Newbie Questions

Greetings All:

Am very impressed with what you have built and we are exploring using KNIME as a key part of our analysis toolset at the government branch where I work. Please bear with my questions.

1) The "help contents" yields an HTTP 500 Internal Server Error
2) We need ways of sub-setting our datasets for detailed analysis. Which node(s) would we use?
3) We are looking at using PCA (principal components analysis). Are there PCA nodes?
4) How would I increase the amount of RAM that KNIME uses so at not to hit a java heap error?
5) We need a variety of data visualizations - are there other nodes/add-ins that we could access?
6) We would also like to automate the generation of standard reports with embedded data summaries/plots. Any suggestions as to how we could do this?
7) I see from the other forum that the interface to R is being improved. What is the timeline for the improvements?

Thanks for your time.

Iqbal

Hi lqbal,

Iqbal wrote:
Am very impressed with what you have built and we are exploring using KNIME as a key part of our analysis toolset at the government branch where I work

:oops:

Iqbal wrote:
1) The "help contents" yields an HTTP 500 Internal Server Error

Interesting. Maybe Fabian knows about this. Is there anything inside /.metadata/.log that may shed light onto this problem?

Iqbal wrote:
2) We need ways of sub-setting our datasets for detailed analysis. Which node(s) would we use?
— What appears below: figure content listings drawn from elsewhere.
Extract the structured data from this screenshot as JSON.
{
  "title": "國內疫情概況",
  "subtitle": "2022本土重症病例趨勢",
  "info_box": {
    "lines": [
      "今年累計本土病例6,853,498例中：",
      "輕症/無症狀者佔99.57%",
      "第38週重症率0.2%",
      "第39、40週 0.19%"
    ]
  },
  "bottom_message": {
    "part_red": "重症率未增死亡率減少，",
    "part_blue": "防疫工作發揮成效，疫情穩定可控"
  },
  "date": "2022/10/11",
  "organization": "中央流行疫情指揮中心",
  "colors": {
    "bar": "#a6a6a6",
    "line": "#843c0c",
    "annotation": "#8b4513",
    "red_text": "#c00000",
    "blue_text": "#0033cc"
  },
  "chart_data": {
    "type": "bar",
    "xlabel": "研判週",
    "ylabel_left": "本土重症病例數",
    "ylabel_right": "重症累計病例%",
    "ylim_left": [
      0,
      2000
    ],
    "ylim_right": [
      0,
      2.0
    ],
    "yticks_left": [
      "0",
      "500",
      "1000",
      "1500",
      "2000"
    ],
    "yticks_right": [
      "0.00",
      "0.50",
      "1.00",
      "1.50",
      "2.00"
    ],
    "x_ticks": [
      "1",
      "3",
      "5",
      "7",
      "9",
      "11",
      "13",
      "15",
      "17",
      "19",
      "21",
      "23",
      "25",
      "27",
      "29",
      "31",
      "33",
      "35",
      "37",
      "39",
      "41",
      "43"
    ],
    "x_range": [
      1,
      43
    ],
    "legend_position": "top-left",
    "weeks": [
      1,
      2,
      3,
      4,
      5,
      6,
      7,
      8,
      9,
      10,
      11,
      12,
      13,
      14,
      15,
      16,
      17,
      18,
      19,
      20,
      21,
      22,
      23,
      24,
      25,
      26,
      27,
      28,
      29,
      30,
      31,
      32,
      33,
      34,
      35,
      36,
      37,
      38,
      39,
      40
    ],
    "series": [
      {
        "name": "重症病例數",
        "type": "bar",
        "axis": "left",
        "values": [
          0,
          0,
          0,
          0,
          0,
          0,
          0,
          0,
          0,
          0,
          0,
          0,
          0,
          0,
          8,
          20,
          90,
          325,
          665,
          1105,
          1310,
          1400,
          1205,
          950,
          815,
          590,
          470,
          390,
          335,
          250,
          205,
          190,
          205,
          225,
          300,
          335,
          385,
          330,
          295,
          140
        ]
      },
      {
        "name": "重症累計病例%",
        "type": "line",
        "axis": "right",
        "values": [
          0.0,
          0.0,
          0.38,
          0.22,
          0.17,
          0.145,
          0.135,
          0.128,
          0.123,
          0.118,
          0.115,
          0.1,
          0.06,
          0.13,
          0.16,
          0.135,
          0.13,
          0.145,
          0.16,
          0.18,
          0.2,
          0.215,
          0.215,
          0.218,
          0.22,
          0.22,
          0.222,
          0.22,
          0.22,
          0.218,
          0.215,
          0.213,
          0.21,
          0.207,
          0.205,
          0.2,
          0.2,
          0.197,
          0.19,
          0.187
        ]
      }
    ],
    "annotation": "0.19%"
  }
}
Depending on what exactly you intend to do, you could use the Partitioning node (splits data into disjoint two parts), the Sampling node (filters out parts of the table), the Row Filter node (filters rows bases on certain column values) or the Cross Validation meta node. Maybe there are others, but I'm slowly using track about what's inside KNIME 8)

Iqbal wrote:
3) We are looking at using PCA (principal components analysis). Are there PCA nodes?

Well, we have a node that does PCA, but it is not in the official release (yet). But we may have a look at integrating it.

Iqbal wrote:
4) How would I increase the amount of RAM that KNIME uses so at not to hit a java heap error?

Either pass -Xmx1024m (e.g.) on the command line or edit the knime.ini (or .knime.ini under Linux) and replace the value behind -Xmx with the desired one.

Iqbal wrote:
5) We need a variety of data visualizations - are there other nodes/add-ins that we could access?

I only know the ones in the release and the ones in the optional JFreeChart plugin.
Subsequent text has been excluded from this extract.